Yogyakarta, 18th April 2019 – The day after the voting process of Indonesian Election 2019 has been done, Center for Digital Society (CfDS) presented any forms of cybersecurity threats that had already occurred in the election process, while projecting several threats that could potentially disrupt the post-election situation. The presentation also emphasized that behind the success of the Indonesian Election 2019, there were various types of cybersecurity threats that sought to disrupt the implementation of Indonesia’s democracy, and we should be aware of it together.
Election & Cyber Threats
Several examples of cyber attack that happened in the pre-period of Indonesian Election 2019 can be realized in the form of hoax dissemination that seeks to prevent the public from voting, such as the dissemination of the wrong election date or the dissemination of unethical personal information from political candidates who has the potential to defame the candidate's reputation. While the potential for cyber threats during the Post-Election Period can be realized in the form of data hacking and manipulation of voting mechanisms that are involving electronic data processing, such as quick counts.
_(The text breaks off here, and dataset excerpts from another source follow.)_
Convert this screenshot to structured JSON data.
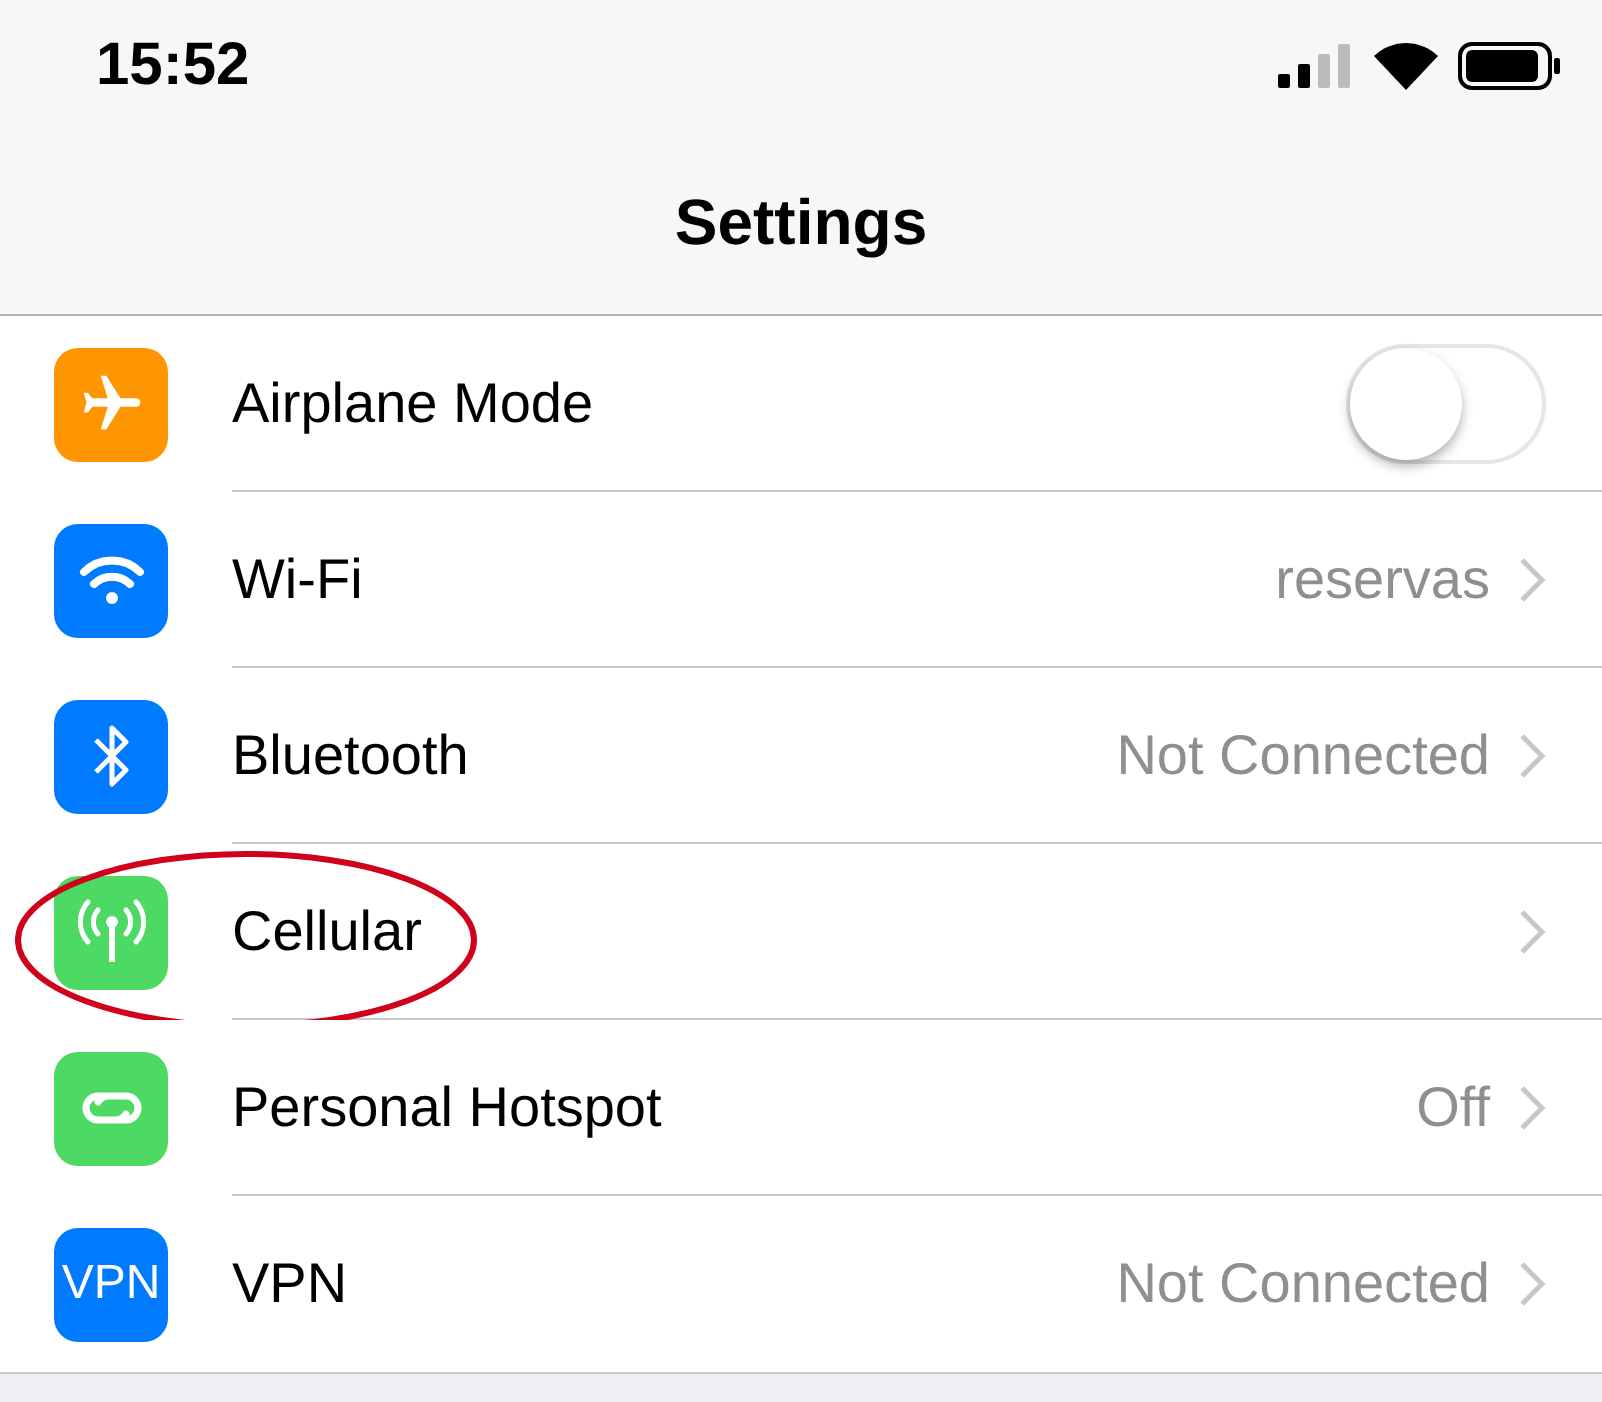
{
  "status_bar": {
    "time": "15:52"
  },
  "title": "Settings",
  "rows": [
    {
      "kind": "toggle",
      "label": "Airplane Mode",
      "color": "#ff9500",
      "on": false,
      "highlighted": false
    },
    {
      "kind": "detail",
      "label": "Wi-Fi",
      "color": "#007aff",
      "value": "reservas",
      "highlighted": false
    },
    {
      "kind": "detail",
      "label": "Bluetooth",
      "color": "#007aff",
      "value": "Not Connected",
      "highlighted": false
    },
    {
      "kind": "detail",
      "label": "Cellular",
      "color": "#4cd964",
      "highlighted": true
    },
    {
      "kind": "detail",
      "label": "Personal Hotspot",
      "color": "#4cd964",
      "value": "Off",
      "highlighted": false
    },
    {
      "kind": "detail",
      "label": "VPN",
      "color": "#007aff",
      "icon_text": "VPN",
      "value": "Not Connected",
      "highlighted": false
    }
  ]
}
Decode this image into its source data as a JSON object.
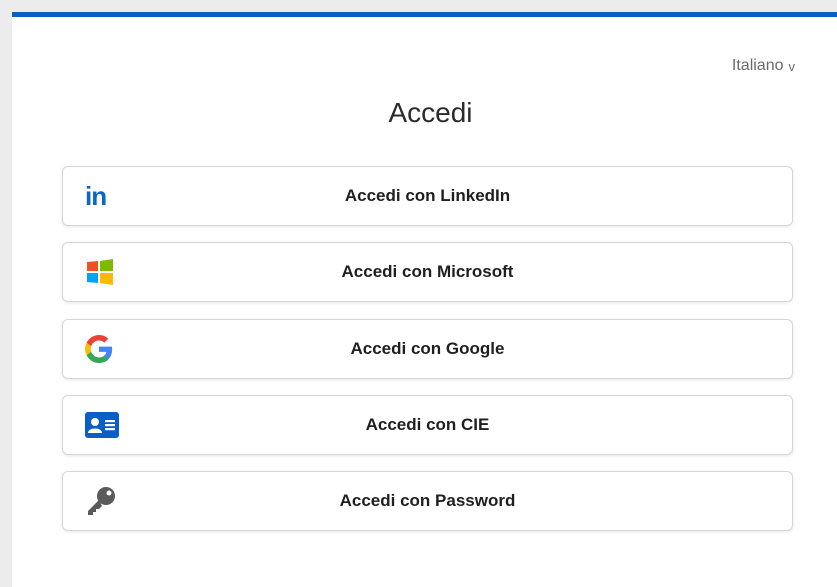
{
  "language_selector": {
    "label": "Italiano",
    "chevron": "v"
  },
  "page": {
    "title": "Accedi"
  },
  "login_options": [
    {
      "label": "Accedi con LinkedIn",
      "icon": "linkedin-icon"
    },
    {
      "label": "Accedi con Microsoft",
      "icon": "microsoft-icon"
    },
    {
      "label": "Accedi con Google",
      "icon": "google-icon"
    },
    {
      "label": "Accedi con CIE",
      "icon": "cie-id-card-icon"
    },
    {
      "label": "Accedi con Password",
      "icon": "key-icon"
    }
  ],
  "colors": {
    "top_bar": "#0a5fc7",
    "linkedin": "#0a66c2",
    "cie": "#0a5fc7",
    "key": "#5a5a5a"
  }
}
Inside the electoral process, Scott Shackelford revealed that there were at least five areas that were vulnerable to cyber attacks, namely: 1) information received by voters ahead of the General Election, 2) list of election participants, 3) machines that are used for voting, 4) recapitulation mechanism to determine election’s winners, 5) dissemination system used to disseminate news related to election results. In Indonesia itself, the initial traces of the cyber attack happened when the KPU’s official website was hacked in 2004 by a young man under the pseudonym Xnuxer. Not only in Indonesia, the electoral process that occurs in other countries such as Taiwan, France, the United States, and Brazil also does not escape the threat of cyber attacks. Out of all form of cyber attacks, the threat was dominated by hoax.
Mastel noted that 92.4% of the hoax was distributed through social media, while 62.8% through instant messaging applications, 34.9% through websites, 8.7% by television, 5% using print media, and 3.1% via email. The dissemination process of hoax through social media utilizes cognitive bias in human psychology. Humans have limited processing information, so they tend to choose sources of information that are easy to be consumed. This tendency then causes a group of people to be trapped in their own beliefs and imagination.
Hoax & Cyber Security
Based on data compiled by the Indonesian Ministry of Communication and Information, there are 1,224 hoaxes that were related to political issues (identified from August 2018 to March 2019). The presence of hoax as a cyber threat also means that cyber threats in the digital era are not only technical matters but also human and information matter.
In line with this concept, CfDS also describes 3 main keys in tackling the threats of cyber attacks: 1) people who have digital literacy, 2) adaptive regulations and effective coping mechanisms toward cyber attacks, and 3) technology that is capable of protecting cyberspace. Measures to overcome cybersecurity must be carried out with a collaborative and progressive approach. The private sector, society, and government are key actors in guarding our strongholds against cyber attacks.
CfDS (Center for Digital Society) UGM is a multi-disciplinary research center that is established under the Faculty of Social & Political Sciences University of Gadjah Mada. This research center is built upon the concern over the contemporary dynamics of socio-political condition of the world that is accentuated by the impeccable influence of information technology. The phenomenon triggers the new patterns and complexities in the society, and thus requires new approaches in managing such complexities. Our research and other activities are based on spirits that is aligned with our motto, productive, innovative, & influential.